Whew! And that doesn't even cover the word's usage by TV writers or actors mimicking executive jargon, let alone its diffusion into related fields such as advertising, film production, or book publishing. Clearly "relatability" is some sort of litmus test for the execs: the success of a show like "Everybody Loves Raymond" is attributed to viewers' ability to "relate" to the protagonist. Conversely, if a show like "Arrested Development" is faring poorly in the ratings, then audiences aren't appreciating how relatable the characters really are. And the whole "reality TV" trend is predicated on the notion that real people are more relatable than actors playing roles and are therefore inherently more interesting to the average viewer.

("Relatability" seems to be a peculiarly American hangup. For instance, much of the best British television comedy has relied on fiercely unrelatable characters, a tradition running from "Fawlty Towers" to "Blackadder" to "I'm Alan Partridge" to the original version of "The Office.")

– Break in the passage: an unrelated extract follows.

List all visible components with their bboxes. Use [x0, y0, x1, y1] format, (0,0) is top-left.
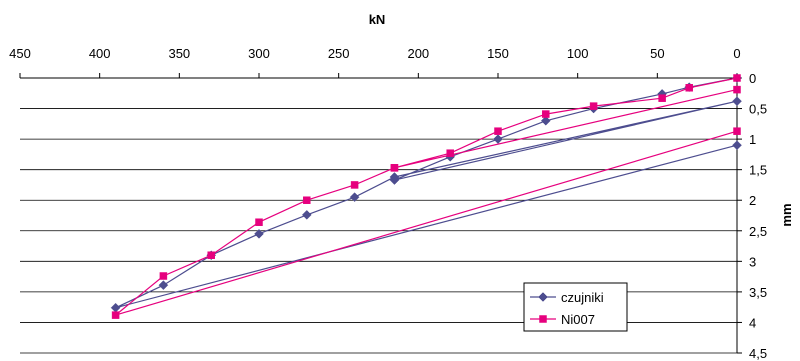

So to return to the linguifying claim made in the Times, it's a clear exaggeration that there isn't a single article about television "in which no executive uses the word 'relatable.'" Despite the fact that this is a patently false assertion, it at least has a grain of truth to it, unlike so many other linguifications. And it strikes me as a perfectly acceptable way to spice up a bland article about television network marketing — especially when vacationing editors aren't around to question its appropriateness.